# Worth upgrading from Canon 450D to 80D, or money better used elsewhere?



## DavidAThomas (Jan 23, 2017)

All,

I have a Canon 450D, with which I have taken a large number of landscape and portrait pictures, with 18-55mm, 50mm 1.4 and 100mm 1.8 lenses.

I have found myself leaving the camera at home more and more often, preferring the ability of my iphone to capture scenes with vivid colours and wide dynamic range (and just generally being faff-free in comparison).

I'm wondering whether it might be worth upgrading to a 80D body, or whether my money would be better spent on getting a new lens. I'm going on a honeymoon in July, and want to be able to take some good pictures.

I'd be grateful for your thoughts, on where my money might best be spent.

Thanks,

David


----------



## SuzukiGS750EZ (Jan 23, 2017)

If you go back to one of my original posts this is almost exactly my same post lol. I had the 400D and upgraded to the 80D. YES, it is definitely a welcome upgrade. I as well was leaving my camera at home but it was more because i had hit the limits of the camera and my photography was lacking because of it. I favored a point and shoot or my phone over the DSLR because it was just lacking everywhere. The body itself won't give you "good" pictures, but the overall upgrade of the camera will give you more freedom to make those "good" pictures yourself. I at the time had the 18-55 kit lens, a 50mm 1.8 and the 75-300 Non IS. Soon after i bought the canon battery grip and traded up from the 75-300 to the 55-250. Recently i bought the tamron 150-600 g2. I have since put down the point and shoot and if i can help it i even favor the DSLR over my phone. I feel like this camera will be the camera to last me another 10+ years in terms of what i need, my next will be full frame. I got 10 years out of my XTi but i really only used it a few years straight out of that and then it was spotty at best the last 7 years. I think this camera will be a solid 10. I've owned it since october and i've used it everyday since. Make sure you buy from a canon authorized store though, don't go grey market.


----------



## Rick50 (Jan 23, 2017)

Yes, I like the 80D a lot.


----------



## beagle100 (Jan 25, 2017)

I would also vote for the 80D upgrade


----------



## Didereaux (Jan 25, 2017)

DavidAThomas said:


> All,
> 
> I have a Canon 450D, with which I have taken a large number of landscape and portrait pictures, with 18-55mm, 50mm 1.4 and 100mm 1.8 lenses.
> 
> ...



Depending upon if you intend on shooting sprts and such I would spend almost the same amount and get the FF 6D.  Fantastic low light capabilities, and image quality about the same as a 5Dmk3.   Although not weather proofed nor as fast burst rate it is an excellent camera paired with a 150-600mm lens.  Wife prefers it for her bird shoots,, I use a 7Dmii.  I prefer 6D for everything else!


----------



## goooner (Jan 25, 2017)

I upgraded from my 450D last year around this time. Unfortunately the 80D was not available then, so I got the Nikon D7200, 12K shots later, I don't regret it one bit. From the sound of it, it is more the size of the camera that is keeping you from taking it with you. Pretty sure the 80D is larger/heavier than the 450D, so maybe a mirror-less system would be better for you.


----------



## waday (Jan 25, 2017)

DavidAThomas said:


> I'm going on a honeymoon in July, and want to be able to take some good pictures.

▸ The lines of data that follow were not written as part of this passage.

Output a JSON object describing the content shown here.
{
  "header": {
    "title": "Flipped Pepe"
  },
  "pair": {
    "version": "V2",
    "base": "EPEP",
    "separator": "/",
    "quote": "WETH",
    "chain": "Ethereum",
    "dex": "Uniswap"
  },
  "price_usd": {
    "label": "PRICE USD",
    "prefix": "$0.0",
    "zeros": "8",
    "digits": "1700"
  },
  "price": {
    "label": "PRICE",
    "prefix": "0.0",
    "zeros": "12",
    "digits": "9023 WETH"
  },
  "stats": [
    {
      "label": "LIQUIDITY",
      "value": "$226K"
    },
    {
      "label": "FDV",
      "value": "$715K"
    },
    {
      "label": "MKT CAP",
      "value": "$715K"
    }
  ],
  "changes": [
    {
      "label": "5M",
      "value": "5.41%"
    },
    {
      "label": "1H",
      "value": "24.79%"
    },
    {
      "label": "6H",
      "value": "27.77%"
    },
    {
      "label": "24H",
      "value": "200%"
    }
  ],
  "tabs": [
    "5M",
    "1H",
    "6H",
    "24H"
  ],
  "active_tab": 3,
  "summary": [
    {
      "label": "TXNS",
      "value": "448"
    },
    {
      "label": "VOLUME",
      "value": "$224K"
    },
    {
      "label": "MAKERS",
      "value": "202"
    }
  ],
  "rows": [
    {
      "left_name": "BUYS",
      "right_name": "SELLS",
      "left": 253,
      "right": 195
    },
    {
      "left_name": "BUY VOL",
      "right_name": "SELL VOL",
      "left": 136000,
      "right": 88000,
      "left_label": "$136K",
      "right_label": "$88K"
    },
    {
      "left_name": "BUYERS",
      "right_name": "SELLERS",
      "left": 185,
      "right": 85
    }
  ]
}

Based on this, I agree with @goooner. On my honeymoon, and almost every subsequent trip taken with the wife, I've taken an advanced P&S (Canon s95) to avoid taking up too much time and bulk during the trip--not to mention having to worry about it and lug it around everywhere.

Nothing ruins the mood more than, "Hold on, I want to get one more shot".

Plus, with a P&S, your spouse (assuming they are not photo savvy) or other tourists can also take shots much easier (if you want them to take a shot of the both of you). I don't mind handing over a P&S, I do mind handing over a DSLR/M43 camera.

If you want to upgrade, go for it. But, I'd caution taking it on the honeymoon. It can be very limiting. Just my opinion.


----------